Il nous faut des solutions plus efficaces, parce que la taule, la justice punitive, ça ne marche pas pour contrer les VSS ! Le taux de récidive quand une personne sort de prison est élevé (31% des personnes sortant de prison récidivent dans les 12 mois selon le journal Le Monde). La prison ne permet pas de se former et d’avoir accès à des ressources pour comprendre les mécaniques sexistes et patriarcales qui ont poussé l’auteur.e d’agressions à les commettre. Envoyer les gens en prison, c’est cacher le problème, l’envoyer loin de nos yeux pour ne plus y penser.
Il nous faut des solutions plus efficaces aussi, parce que les keufs sont au mieux mal formé.es, au pire consciemment violents dans leur manière d’écouter les personnes qui subissent des VSS. Iels reçoivent les plaintes de façon désastreuse, ne mettent rien en place pour soutenir les victimes, les éloigner de leur conjoint violents, expliquer comment mettre en place un dossier judiciaire avec des preuves concrètes de violences.

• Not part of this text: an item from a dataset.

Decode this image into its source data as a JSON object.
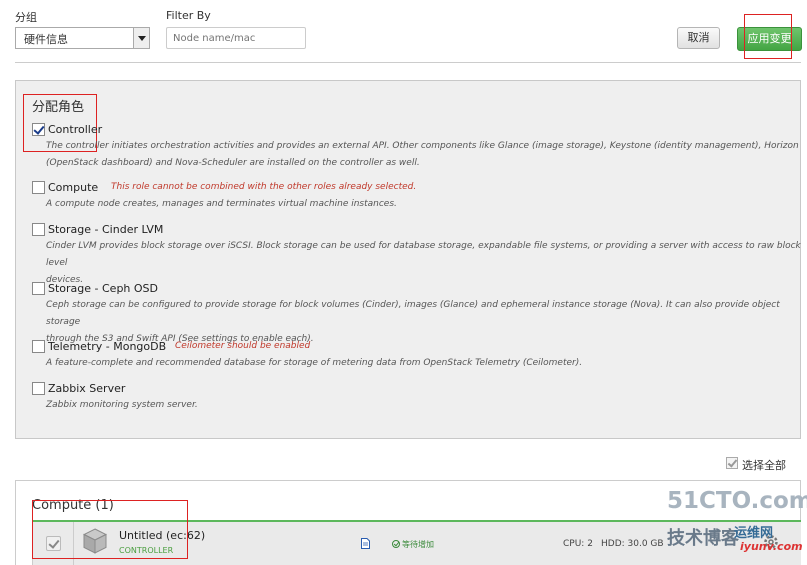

Sur 100 victimes de viols, pas même 10 ne vont aller porter plainte notamment à cause du traumatisme supplémentaire provoqué par la violence de la police. Sur ces 10 plaintes, à peine 1 amène à une condamnation. Et quelle condamnation ?
Car oui, la condamnation est inefficace : les mesures d’éloignement sont trop souvent ignorées, les violences continuent, voire s’intensifient, et on le répète : la prison n’amène pas les personnes autrices de violences à ne pas les reproduire, bien au contraire !
Mais on ne veut pas s’en arrêter à l’inefficacité. Même si les keufs, la justice punitive, la taule était efficace, ce ne sont pas des solutions viables ! Il nous faut des solutions plus justes ! Les keufs, la justice punitive, la taule, ne protège qu’une catégorie de la population : les femmes cisgenres, blanches, hétérosexuelles, de classe moyenne ou supérieure, valides. Les femmes trans ou personnes transféminines sont agressées par les keufs eux mêmes, mégenrées et attaquées sur leurs transition dès qu’elles essayent de prendre la parole. Les personnes non-blanches sont soit parfaitement ignorées, quand on ne les renvoie pas au fait que ca serait à cause de leur culture qu’elles subiraient des violences patriarcales.
Sans parler des personnes sans papier, qui sortent déjà d’un parcours ultra traumatique, mais ne peuvent même pas avoir accès à une forme de justice une fois installées. Les personnes handi subissent non seulement bien plus de violences patriarcales, mais en plus la réponse institutionnelle est catastrophique ! Les keufs demandent à la personne qui veut porter plainte de trouver un interprète LSF si iel est sourd.e, ou parfois même de « mimer leur viol ».
La liste des violences spécifiques est encore bien trop longue, mais l’enjeu pointé est le suivant : ce sont les catégories les plus privilégiées qui peuvent bénéficier de la justice punitive.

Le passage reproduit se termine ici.